The researchers found that patients with intracranial stenoses who had previously suffered a stroke or TIA were significantly less likely to die from any cause or have a major hemorrhage if they were taking aspirin as opposed to warfarin. Importantly, however, patients in both groups had a similar chance of having a recurrent ischemic stroke, brain hemorrhage, or dying from another blood vessel-related cause.

The idea of replacing warfarin therapy with aspirin therapy is a tempting one. For one thing, warfarin is substantially more expensive than aspirin. Also, as the researchers found, it is not easy to keep a patient within the target INR range for warfarin. As a result, warfarin dosing must be frequently adjusted to stay within the optimal range.

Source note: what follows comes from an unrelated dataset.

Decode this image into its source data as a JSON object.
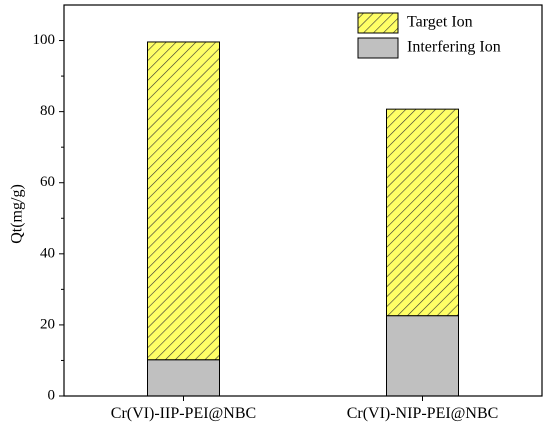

In this study, patients were in their target INR range only 63% of the time. According to the study authors, the percentage of patients within the target INR range in real, clinical practice is even lower than 63%. This is an important point because in this study, warfarin patients with a target INR were significantly less likely to have an ischemic stroke than patients who were above or below the target range.

But aspirin—in particular the dose of aspirin chosen for this study—could be problematic as well. Aspirin can increase the risk of gastrointestinal bleeding. And 1,300 mg per day is well above the aspirin dose typically prescribed to prevent heart attacks, which is only 325 mg per day. Further research would be needed to determine whether lower doses of aspirin could also be effective for stroke prevention.